As we break it down into dimensions, some collaborative moments emerge in which district leaders are supposed to do things like seek "input in decision making" and convene "a team of diverse stakeholders." And then there's the "Culture of Trust and Innovation" in which everyone is supposed to be linked all the time, but somehow also feel free to take risks and operate independently. Big brother is watching, so just follow your muse bravely while you follow the strategic plan for implementing the vision. Gollow the exact same plan in our own way. Let's all be independent together.
Personalized Student Learning
This is central to the Future Ready School, and the hub around which everything else turns, and this shows a complete lack of awareness of any of the weaknesses and problems of the approach. (You can read some of my research-based writing on the subject here).
The rigorous and relevant learning outcomes should be "defined in terms of competencies," which means they will be neither rigorous nor relevant, but limited to the sorts of hoops best suited to cyber-jumping. The "integrated assessments" should be set up to collect data on an ongoing basis-- all computerized testing, all the time. Students are on a pathway that is part student-chosen, part teacher-chosen, and part software-chosen. There will be all sorts of "high-quality content and tools aligned with outcomes." Meaning that everything is ultimately driven by what the computer is capable of assessing on a large scale across all students.
Oh, and teachers get new roles as "educational designers, coaches and facilitators, guiding students through their personalized learning experiences. Which is not so much "new" roles as just "frewer" roles.
Robust Infrastructure
Equitable access to next-generation bandwidth, wireless, hardware, and devices, managed by support personnel for reliable use-- both inside and outside of school.
Of all the pipe dreams of the CBE/Personalized Learning "revolution," this is the most pipely dreamiest.
While some supporters of CBE get excited about this part because they can just imagine all the money to be made here, but it's not very clear where all that money is going to come from. But this quality calls for specific high speed internet connections and a piece of equipment in every pot, with nifty software to boot. I cannot even begin to imagine the price to actually do this-- and to do it in such a speedy manner that schools have "next-generation" equipment all the time (aka all new hard- and soft-ware every six months).

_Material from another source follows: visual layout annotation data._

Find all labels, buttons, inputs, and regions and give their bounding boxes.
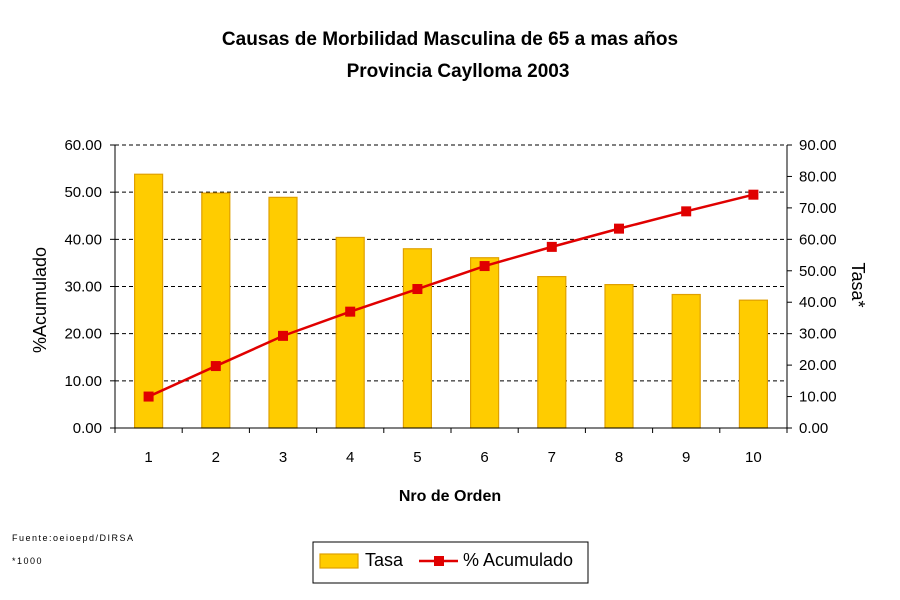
point-acumulado-5 xyxy=(412,284,423,295)
y-right-tick-label: 70.00 xyxy=(799,200,837,217)
x-tick-label: 2 xyxy=(212,449,220,466)
legend-swatch-tasa xyxy=(319,553,359,569)
y-left-tick-label: 50.00 xyxy=(64,184,102,201)
y-right-tick-label: 50.00 xyxy=(799,263,837,280)
legend: Tasa % Acumulado xyxy=(312,541,589,584)
legend-box xyxy=(312,541,589,584)
x-tick-label: 3 xyxy=(279,449,287,466)
y-right-tick-label: 30.00 xyxy=(799,326,837,343)
y-right-tick-label: 0.00 xyxy=(799,420,828,437)
y-right-tick-label: 40.00 xyxy=(799,294,837,311)
x-tick-label: 1 xyxy=(144,449,152,466)
y-right-tick-label: 20.00 xyxy=(799,357,837,374)
x-tick-label: 7 xyxy=(548,449,556,466)
y-axis-right-title: Tasa* xyxy=(848,262,868,307)
chart-subtitle: Provincia Caylloma 2003 xyxy=(347,61,570,82)
legend-swatch-acumulado-marker xyxy=(434,556,444,566)
x-tick-label: 4 xyxy=(346,449,354,466)
x-axis-title: Nro de Orden xyxy=(399,488,501,505)
bar-tasa-10 xyxy=(738,299,769,429)
axes xyxy=(110,144,792,433)
y-right-tick-label: 10.00 xyxy=(799,389,837,406)
bar-tasa-2 xyxy=(201,192,231,429)
x-tick-label: 5 xyxy=(413,449,421,466)
y-right-tick-label: 60.00 xyxy=(799,231,837,248)
chart-title: Causas de Morbilidad Masculina de 65 a m… xyxy=(222,29,678,50)
legend-label-acumulado: % Acumulado xyxy=(463,550,573,570)
point-acumulado-6 xyxy=(479,261,490,272)
line-series xyxy=(143,189,759,402)
y-left-tick-label: 20.00 xyxy=(64,326,102,343)
point-acumulado-8 xyxy=(614,223,624,234)
bar-tasa-8 xyxy=(604,284,634,429)
y-right-tick-label: 90.00 xyxy=(799,137,837,154)
rate-note: *1000 xyxy=(12,556,43,566)
bar-tasa-7 xyxy=(537,275,567,429)
bar-tasa-5 xyxy=(402,248,432,429)
x-tick-label: 6 xyxy=(480,449,488,466)
y-left-tick-label: 40.00 xyxy=(64,231,102,248)
point-acumulado-2 xyxy=(210,361,221,372)
y-left-tick-label: 60.00 xyxy=(64,137,102,154)
x-tick-label: 10 xyxy=(745,449,762,466)
point-acumulado-7 xyxy=(546,241,557,252)
point-acumulado-3 xyxy=(278,330,288,341)
point-acumulado-4 xyxy=(345,306,356,317)
x-tick-label: 8 xyxy=(615,449,623,466)
y-left-tick-label: 0.00 xyxy=(73,420,102,437)
bar-tasa-6 xyxy=(470,257,500,429)
y-left-tick-label: 30.00 xyxy=(64,279,102,296)
y-left-tick-label: 10.00 xyxy=(64,373,102,390)
tick-labels: 0.00 10.00 20.00 30.00 40.00 50.00 60.00 0.00 10… xyxy=(64,137,836,466)
bar-tasa-3 xyxy=(268,196,298,429)
x-tick-label: 9 xyxy=(682,449,690,466)
point-acumulado-9 xyxy=(681,206,692,217)
bar-series xyxy=(134,173,769,429)
line-acumulado xyxy=(148,193,754,398)
point-acumulado-1 xyxy=(143,391,154,402)
bar-tasa-9 xyxy=(671,293,701,429)
source-note: Fuente:oeioepd/DIRSA xyxy=(12,533,135,543)
legend-label-tasa: Tasa xyxy=(365,550,404,570)
bar-tasa-4 xyxy=(335,236,365,429)
y-axis-left-title: %Acumulado xyxy=(30,247,50,353)
y-right-tick-label: 80.00 xyxy=(799,168,837,185)
bar-tasa-1 xyxy=(134,173,164,429)
point-acumulado-10 xyxy=(748,189,759,200)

Personalized Professional Learning
Yeah, let's just plug all teachers in to computers to earn their micro-credentials by passing ridiculous assessments on line. That's dopey enough, but the dimension that renders all the rest of this into sheer nonsense is the one that declares that the only professional development that matters is the one that raises student scores.
There are other dimensions to suggest that we can do this on the cheap by having teachers train and coach each other, and that would actually be a fine thing if we were thinking about actually improving teaching and not just raising test scores. But since teachers' jobs will now be just to coach students through their computerized programs, I guess better teaching is beside the point anyway.
But just like the students, teachers will be plugged in all day, every day, and the professional development will just sort of seep into our pores.
This is dreadful stuff
The future-ready classroom is a deeply unappealing place to actual teachers. Lord knows there's lots of technology that could be-- and is-- useful, but the future-ready classroom is neither student centered nor teacher centered, but software centered and data driven, which means everything will be designed around the needs of the software designers and hardware vendors. Students and teachers will just have to adapt, and education itself will be twisted into a mass of unenlightened hoop-jumpery. Feel free to quote my argument here as research-based.